The beginning of a new calendar year should serve as a timely reminder that we’re only months away from the end of the current tax year. It might feel at the moment as though there’s plenty of time until the beginning of April, but ensuring you make use of the remaining months before they disappear is always a good idea. Here are our top four tips for ways to make the most of this tax year whilst you can.
- Maximise your ISA contributions – Making the most of any Individual Savings Accounts you have is normally a sensible way to invest your money. If you reach the end of the tax year without reaching the investment limit for your ISA, there’s no way to carry it over, so it could be tempting to invest as much as possible. The limit for the 2016/17 tax year is £15,240 and, unlike a few years ago, can be entirely made up of cash if you wish.
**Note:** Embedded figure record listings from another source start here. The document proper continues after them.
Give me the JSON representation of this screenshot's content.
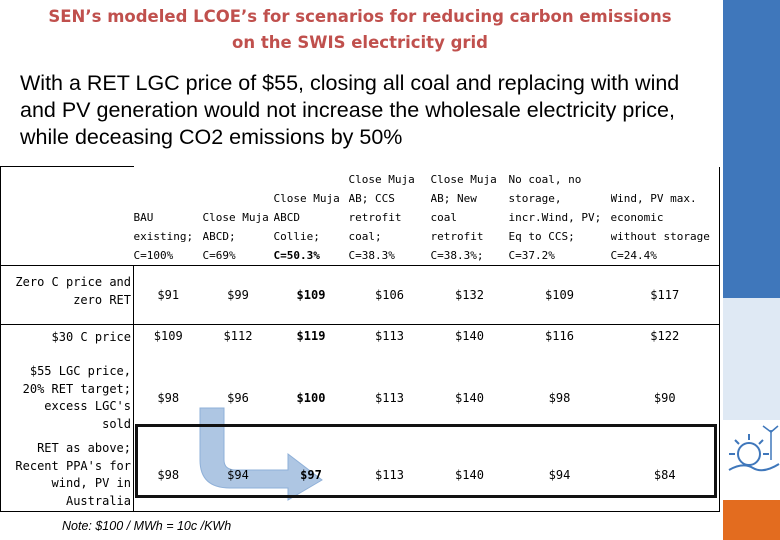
{
  "title": {
    "line1": "SEN’s modeled LCOE’s for scenarios for reducing carbon emissions",
    "line2": "on the SWIS electricity grid"
  },
  "lead": "With a RET LGC price of $55, closing all coal and replacing with wind and PV generation would not increase the wholesale electricity price, while deceasing CO2 emissions by 50%",
  "table": {
    "columns": [
      {
        "lines": [
          "BAU",
          "existing;",
          "C=100%"
        ],
        "bold_line": -1
      },
      {
        "lines": [
          "Close Muja",
          "ABCD;",
          "C=69%"
        ],
        "bold_line": -1
      },
      {
        "lines": [
          "Close Muja",
          "ABCD",
          "Collie;",
          "C=50.3%"
        ],
        "bold_line": 3
      },
      {
        "lines": [
          "Close Muja",
          "AB; CCS",
          "retrofit",
          "coal;",
          "C=38.3%"
        ],
        "bold_line": -1
      },
      {
        "lines": [
          "Close Muja",
          "AB; New",
          "coal retrofit",
          "C=38.3%;"
        ],
        "bold_line": -1
      },
      {
        "lines": [
          "No coal, no",
          "storage,",
          "incr.Wind, PV;",
          "Eq to CCS;",
          "C=37.2%"
        ],
        "bold_line": -1
      },
      {
        "lines": [
          "Wind, PV max.",
          "economic",
          "without storage",
          "C=24.4%"
        ],
        "bold_line": -1
      }
    ],
    "rows": [
      {
        "label_lines": [
          "Zero C price and",
          "zero RET"
        ],
        "values": [
          "$91",
          "$99",
          "$109",
          "$106",
          "$132",
          "$109",
          "$117"
        ]
      },
      {
        "label_lines": [
          "$30 C price"
        ],
        "values": [
          "$109",
          "$112",
          "$119",
          "$113",
          "$140",
          "$116",
          "$122"
        ]
      },
      {
        "label_lines": [
          "$55 LGC price,",
          "20% RET target;",
          "excess LGC's",
          "sold"
        ],
        "values": [
          "$98",
          "$96",
          "$100",
          "$113",
          "$140",
          "$98",
          "$90"
        ]
      },
      {
        "label_lines": [
          "RET as above;",
          "Recent PPA's for",
          "wind, PV in",
          "Australia"
        ],
        "values": [
          "$98",
          "$94",
          "$97",
          "$113",
          "$140",
          "$94",
          "$84"
        ]
      }
    ]
  },
  "note": "Note:  $100 / MWh  =  10c /KWh",
  "colors": {
    "title": "#c0504d",
    "band_blue": "#3f77bb",
    "band_orange": "#e36c1f",
    "arrow": "#aec6e3"
  }
}
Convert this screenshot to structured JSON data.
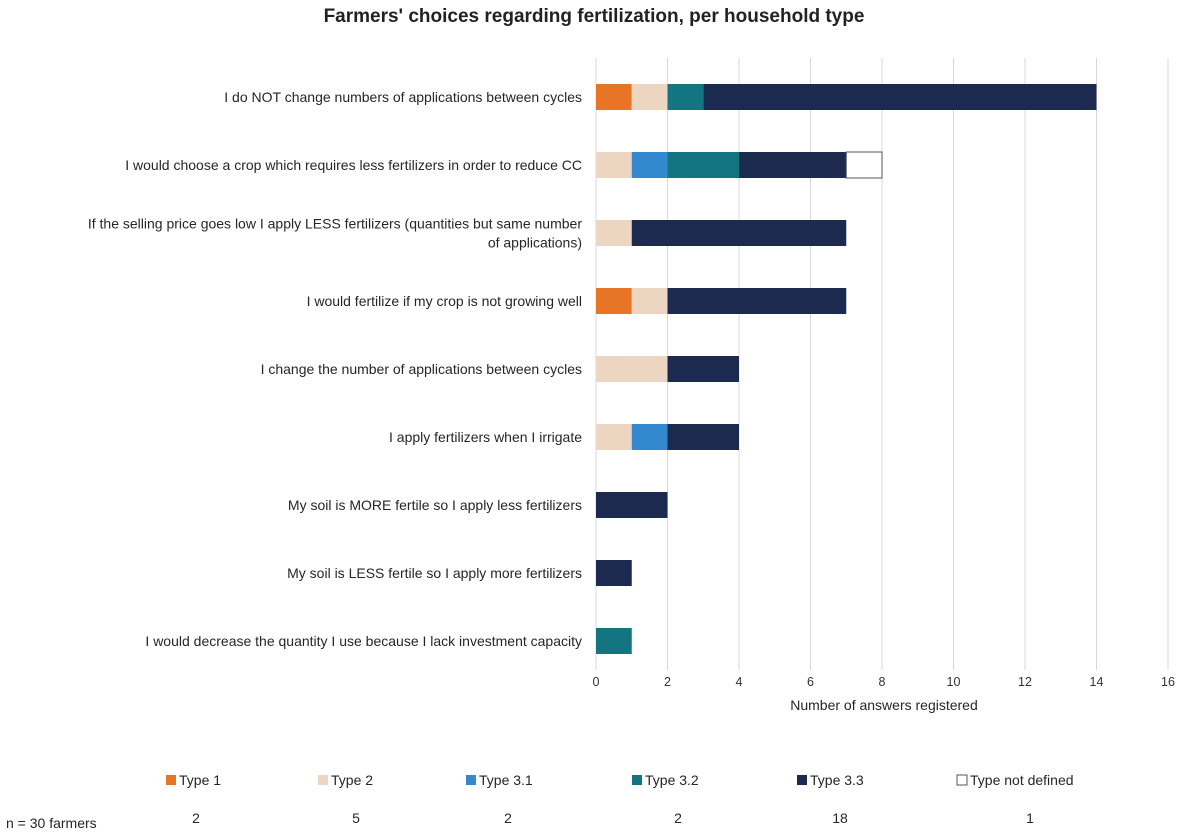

- Check your pension contributions– Keeping an eye on your pension contributions at least once a year is a good idea. You can use pension contributions to help you manage tax liabilities, but high earners should keep the lifetime pension allowance in mind. The current allowance is £1 million, having been reduced from £1.25 million in April 2016, so anything over that amount in your pension is taxable.
- Don’t forget your Capital Gains Tax Allowance – The Capital Gains Tax Allowance for the 2016/17 tax year is £11,100 per individual, which means that couples can pay no tax on up to £22,200 of capital gains. Genuine gifts from a civil partner or spouse do not count towards the allowance, and there are other exemptions too, so it’s worth having a look at where you could make some tax savings.
- Boost your children’s savings too – Whilst thinking about your own financial planning, it can be easy to overlook the ways any offspring under the age of 18 can benefit too. If they have a Junior ISA, make the most of the £4,080 investment limit. Don’t forget they also have the same Capital Gains Tax Allowance and can make pension contributions of their own.